María del Pilar Prieto - Profesora titular de Criminología - UNT

Hacia fines de la década del 80, cuando era fiscala, recuerdo que gracias a la denuncia de una madre logramos desarticular una secta que captaba chicos y los ponía a vender flores en determinadas esquinas. Todavía tengo presente la mirada perdida de uno de los adolescentes que rescatamos. Los alimentaban mal para debilitarlos mentalmente.

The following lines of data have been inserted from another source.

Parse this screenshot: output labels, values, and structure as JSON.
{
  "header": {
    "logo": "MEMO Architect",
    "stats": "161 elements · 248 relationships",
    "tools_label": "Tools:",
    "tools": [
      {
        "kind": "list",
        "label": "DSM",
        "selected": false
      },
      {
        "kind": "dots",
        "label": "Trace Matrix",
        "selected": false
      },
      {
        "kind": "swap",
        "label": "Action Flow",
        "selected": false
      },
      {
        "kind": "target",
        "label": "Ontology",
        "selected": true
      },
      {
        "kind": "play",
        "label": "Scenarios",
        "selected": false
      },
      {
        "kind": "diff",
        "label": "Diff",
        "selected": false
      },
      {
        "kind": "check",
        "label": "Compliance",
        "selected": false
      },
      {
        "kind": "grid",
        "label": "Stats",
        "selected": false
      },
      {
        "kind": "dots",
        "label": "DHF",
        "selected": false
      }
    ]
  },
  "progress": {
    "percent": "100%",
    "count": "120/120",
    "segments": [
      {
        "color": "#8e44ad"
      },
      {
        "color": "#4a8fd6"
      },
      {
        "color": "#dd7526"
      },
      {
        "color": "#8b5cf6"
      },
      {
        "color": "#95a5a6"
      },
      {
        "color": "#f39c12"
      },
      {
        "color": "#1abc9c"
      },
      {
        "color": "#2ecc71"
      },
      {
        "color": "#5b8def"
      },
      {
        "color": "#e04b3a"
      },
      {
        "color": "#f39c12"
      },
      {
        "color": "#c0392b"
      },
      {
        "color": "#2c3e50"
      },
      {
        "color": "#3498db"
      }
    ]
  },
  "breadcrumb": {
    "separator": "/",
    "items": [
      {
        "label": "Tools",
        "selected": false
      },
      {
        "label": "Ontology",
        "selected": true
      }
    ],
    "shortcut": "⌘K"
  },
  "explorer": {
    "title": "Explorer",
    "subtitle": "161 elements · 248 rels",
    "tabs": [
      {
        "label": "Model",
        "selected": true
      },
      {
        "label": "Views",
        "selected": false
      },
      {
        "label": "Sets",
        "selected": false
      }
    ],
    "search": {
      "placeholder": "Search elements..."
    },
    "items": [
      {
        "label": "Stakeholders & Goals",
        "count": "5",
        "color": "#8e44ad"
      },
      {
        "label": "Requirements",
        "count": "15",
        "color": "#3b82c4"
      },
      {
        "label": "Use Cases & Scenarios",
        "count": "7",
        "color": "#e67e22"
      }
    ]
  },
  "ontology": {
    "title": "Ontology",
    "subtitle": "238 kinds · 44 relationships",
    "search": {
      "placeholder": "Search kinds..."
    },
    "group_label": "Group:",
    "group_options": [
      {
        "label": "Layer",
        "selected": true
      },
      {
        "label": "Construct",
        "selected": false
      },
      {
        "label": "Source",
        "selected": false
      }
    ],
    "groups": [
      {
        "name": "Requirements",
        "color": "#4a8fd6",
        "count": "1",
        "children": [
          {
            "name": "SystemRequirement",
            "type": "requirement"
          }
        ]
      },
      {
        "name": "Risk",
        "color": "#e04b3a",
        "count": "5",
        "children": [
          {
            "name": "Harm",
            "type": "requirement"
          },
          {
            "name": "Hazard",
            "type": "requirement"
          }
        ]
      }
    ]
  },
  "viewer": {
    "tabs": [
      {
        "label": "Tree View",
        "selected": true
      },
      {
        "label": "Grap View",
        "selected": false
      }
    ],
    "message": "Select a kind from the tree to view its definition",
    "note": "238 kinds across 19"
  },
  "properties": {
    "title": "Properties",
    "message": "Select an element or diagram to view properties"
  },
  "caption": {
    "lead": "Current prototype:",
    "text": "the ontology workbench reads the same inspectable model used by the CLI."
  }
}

Pero en estos casos estamos hablando de otra realidad, donde no necesariamente hay una organización por detrás. Todos conocemos que hay una situación especial de estos chicos, que deben juntar una determinada cantidad de dinero para poder volver a la casa. De lo contrario, duermen en la calle. Tal vez algunos de ellos se escaparon del hogar por sufrir abusos o maltratos.

No es un tema de reacción. Tiene que haber una decisión de política criminal que se lleve adelante desde el Estado, ir a los domicilios de estos chicos y ver lo que está pasando. El trabajo tiene que ser llevado adelante por un equipo interdisciplinario. Estos chicos no necesitan un tratamiento, sino trato. Esos celulares que levantan, tal vez, los usen para cambiarlos por droga. Hace muchos años se trataba mejor el tema. Psicólogos y asistentes sociales salían a la calle a dialogar con los chicos, y conocer cuál era su situación.

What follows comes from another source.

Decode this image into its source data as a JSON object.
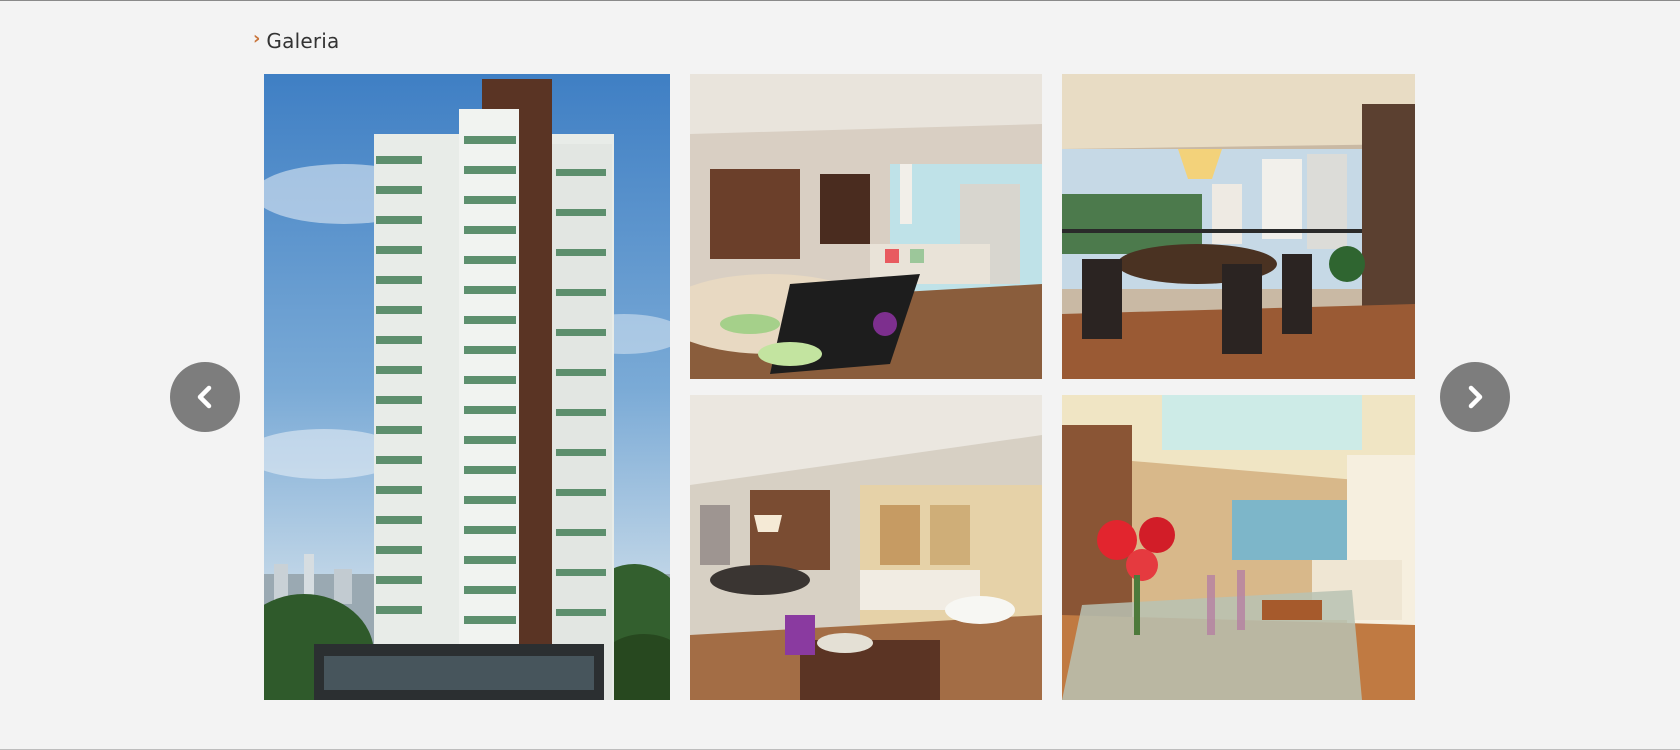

Si cometen un delito, no siempre la solución es devolverlos a los padres. Hay que hacer una investigación, porque si los padres son la causa, lo que hacemos es entregarlos a lo que causa el problema. Y todo sigue igual.

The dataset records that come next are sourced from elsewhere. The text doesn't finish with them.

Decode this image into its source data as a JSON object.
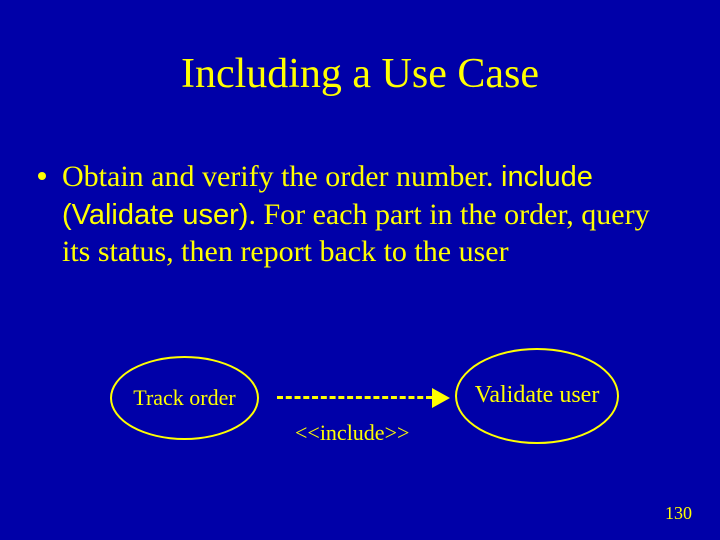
{
  "title": "Including a Use Case",
  "bullet": {
    "line1": "Obtain and verify the order number. ",
    "include_phrase": "include (Validate user)",
    "rest": ". For each part in the order, query its status, then report back to the user"
  },
  "diagram": {
    "left_usecase": "Track order",
    "right_usecase": "Validate user",
    "stereotype": "<<include>>"
  },
  "page_number": "130"
}
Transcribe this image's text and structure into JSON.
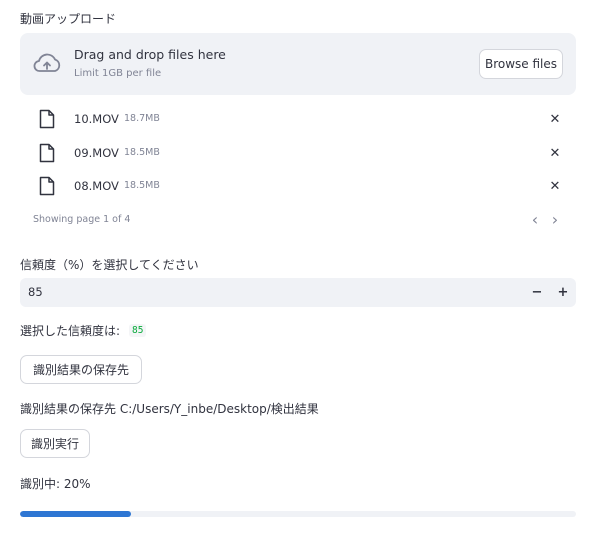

Los chicos en situación de calle son un flagelo del que hay que ocuparse. Tomamos como algo natural que duerman en la calle. Pasamos caminando indiferentes. Tenemos que dejar de mirar para otro lado y decir que estamos bien. Son excluidos y no tienen posibilidad de volver al sistema si no los contenemos. Los miramos cuando nos levantan el celular, y no antes.